Developers have used this argument to justify their tendency to overlook the historical impact of disease. Player agency is important, and not a lot of people like being told that a third of their populace is being carted through the streets to a pyre, including the king, and, by the way, your elite armies are evaporating from your battlements. I disagree with this methodology. It assumes that the goal of any historical strategy game is accumulation, or empowering players to methodically build the biggest and most successful empire of all time.

When I think about what draws me to a game like Crusader Kings II or Civilization V, it isn’t always the process toward some arbitrary victory. Many of my most memorable runs have gone down in flames, ending with a family tree full of cadavers cooling in the grave while bandits have their merry way with what used to be my countryside—not with spreading my color across every inch of habitable ground in my empire’s path. The amazing stories being co-written by the game engine and my own imagination (see the Crusader Kings Chronicles) are the true reward.

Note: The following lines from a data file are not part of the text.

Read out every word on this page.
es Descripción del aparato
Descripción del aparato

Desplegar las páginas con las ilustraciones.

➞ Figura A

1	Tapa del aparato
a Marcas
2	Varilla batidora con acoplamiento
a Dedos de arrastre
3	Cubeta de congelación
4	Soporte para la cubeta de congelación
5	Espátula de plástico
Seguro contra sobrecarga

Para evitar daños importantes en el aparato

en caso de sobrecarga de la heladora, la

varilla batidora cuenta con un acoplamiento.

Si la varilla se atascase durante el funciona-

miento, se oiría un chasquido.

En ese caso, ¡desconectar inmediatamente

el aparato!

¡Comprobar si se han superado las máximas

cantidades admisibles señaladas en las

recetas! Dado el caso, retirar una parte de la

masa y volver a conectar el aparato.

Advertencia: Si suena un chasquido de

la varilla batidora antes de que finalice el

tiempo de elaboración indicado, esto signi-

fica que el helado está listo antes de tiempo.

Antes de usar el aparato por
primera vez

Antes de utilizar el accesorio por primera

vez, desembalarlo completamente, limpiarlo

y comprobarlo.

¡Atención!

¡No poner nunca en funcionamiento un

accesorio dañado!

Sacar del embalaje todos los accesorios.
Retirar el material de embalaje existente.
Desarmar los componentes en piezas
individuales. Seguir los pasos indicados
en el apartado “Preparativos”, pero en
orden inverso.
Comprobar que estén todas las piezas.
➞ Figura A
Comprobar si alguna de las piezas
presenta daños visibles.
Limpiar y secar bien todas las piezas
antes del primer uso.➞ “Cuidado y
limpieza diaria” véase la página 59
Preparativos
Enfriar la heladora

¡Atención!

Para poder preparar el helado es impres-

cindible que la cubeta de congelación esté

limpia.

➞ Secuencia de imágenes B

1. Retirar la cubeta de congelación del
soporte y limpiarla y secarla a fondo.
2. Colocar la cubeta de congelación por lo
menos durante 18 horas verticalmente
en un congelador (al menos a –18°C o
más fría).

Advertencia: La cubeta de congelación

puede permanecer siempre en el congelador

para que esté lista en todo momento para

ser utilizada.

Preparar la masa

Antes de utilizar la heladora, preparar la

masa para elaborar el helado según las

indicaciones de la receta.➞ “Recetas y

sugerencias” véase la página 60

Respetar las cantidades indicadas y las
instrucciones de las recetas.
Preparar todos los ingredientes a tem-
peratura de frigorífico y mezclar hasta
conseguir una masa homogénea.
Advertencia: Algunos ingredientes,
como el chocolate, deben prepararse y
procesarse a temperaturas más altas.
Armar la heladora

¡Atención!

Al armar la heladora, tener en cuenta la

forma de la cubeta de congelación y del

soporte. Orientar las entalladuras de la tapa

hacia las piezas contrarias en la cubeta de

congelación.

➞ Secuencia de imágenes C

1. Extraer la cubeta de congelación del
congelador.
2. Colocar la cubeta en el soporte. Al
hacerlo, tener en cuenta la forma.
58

There are so many awesome possible tales that could come from a Black Death modeled with more unabated, historical brutality.

There are so many awesome possible tales that could come from a Black Death modeled with more unabated, historical brutality. Upending social structures, starting the embers of religious schism, and redefining the entire economy of the world you’re playing in could force powerful states to cling to a crumbling status quo, similar to the plight of the collapsing Western Roman Empire in Total War: Attila’s fantastic grand campaign. The aftermath could be presented as almost post-apocalyptic. It’s a new setting generated by events beyond your control, and you’re now challenged to adapt or die. And that’s all without even mentioning the fun of watching the world burn. Who doesn’t love catalyzing humanity’s final days in Plague Inc. or unleashing large-scale disaster on a sprawling, gleaming SimCity?

Plague Doctor

Real history is dramatic. As humans, we understand drama as an arc with ups and downs. Moments of triumph dance with periods of despair. Victory means more when it emerges from bleak adversity, and not every great story has a happy ending. Videogames have a huge, untapped opportunity to take a page from their tabletop cousins like the FATE roleplaying game, emphasizing that the players are acting in service of an interesting narrative, not in the ahistorically uninterrupted success of an empire.

Disease is a hugely destructive, unstoppable enemy that has laughed in the face of pre-modern humanity’s best efforts to build safe and stable societies. In addition to its potential for shaking up otherwise static strategic situations, it’s a compelling villain for the grand narratives these games can generate. Brutal pandemics could bring elements of the roguelike genre to strategy games. In Darkest Dungeon, my veteran, golden-boy crusader can come down with rabies, syphilis, and yes, even the Black Death. Like most turns of misfortune in that game, I have to figure out how to soldier on and deal with it. The onset of disease isn’t necessarily an interesting decision for you to make. It’s a harbinger of tougher decisions ahead, and a compelling reminder that history is fickle, and humanity doesn’t always have a strong hand on the tiller of its own fate.